Paramagnetic viral nanoparticles as potential high‐relaxivity magnetic resonance contrast agents

Abstract

In order to compensate for the inherent high threshold of detectability of MR contrast agents, there has been an active interest in the development of paramagnetic nanoparticles incorporating high payloads of Gd³⁺ with high molecular relaxivities. Toward this end, the protein cage of Cowpea chlorotic mottle virus (CCMV), having 180 metal binding sites, is being explored. In vivo CCMV binds Ca²⁺ at specific metal binding sites; however, Gd³⁺ can also bind at these sites. Using fluorescence resonance energy transfer we have characterized the binding affinity of Gd³⁺ to the metal binding sites by competition experiments with Tb³⁺. The measured dissociation constant (K_d) for Gd³⁺ bound to the virus is 31 μM. The T₁ and T₂ relaxivities of solvent water protons in the presence of Gd³⁺‐bound CCMV were 202 and 376 mM⁻¹ s⁻¹, respectively, at 61 MHz Larmor frequency.
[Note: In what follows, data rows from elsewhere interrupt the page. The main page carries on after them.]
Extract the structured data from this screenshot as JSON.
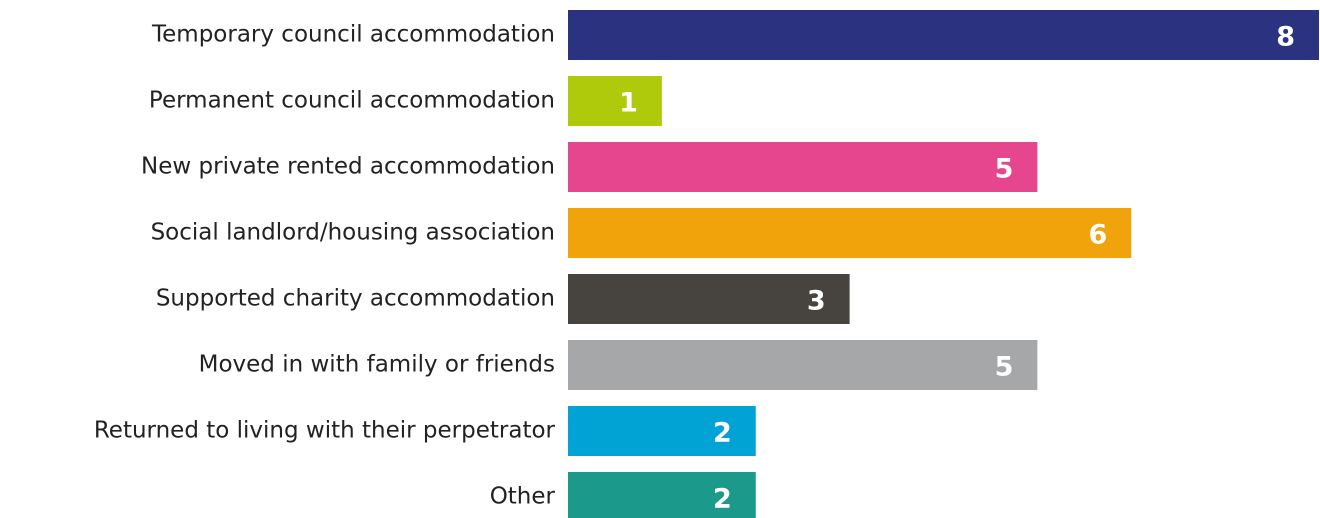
{
  "chart_data": {
    "type": "barh",
    "categories": [
      "Temporary council accommodation",
      "Permanent council accommodation",
      "New private rented accommodation",
      "Social landlord/housing association",
      "Supported charity accommodation",
      "Moved in with family or friends",
      "Returned to living with their perpetrator",
      "Other"
    ],
    "values": [
      8,
      1,
      5,
      6,
      3,
      5,
      2,
      2
    ],
    "colors": [
      "#2b3380",
      "#afca0b",
      "#e5468d",
      "#f0a30a",
      "#47433e",
      "#a6a7a9",
      "#00a3d3",
      "#1b998b"
    ],
    "xlim": [
      0,
      8
    ]
  }
}
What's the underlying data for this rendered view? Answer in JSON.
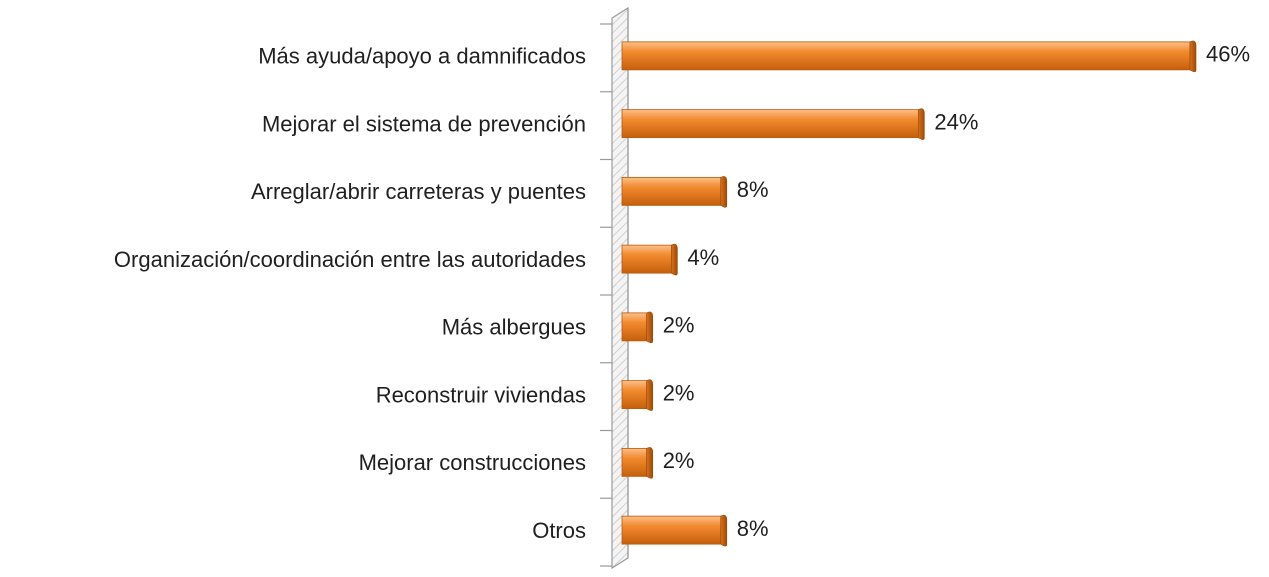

The unusually high relaxivity values of the Gd³⁺–CCMV are largely a result of the nanoparticle virus size and the large number of Gd³⁺ ions bound to the virus. These preliminary results should encourage further investigations into the use of viral protein cages as a new platform for MR contrast agents. Magn Reson Med, 2005. Published 2005 Wiley‐Liss, Inc.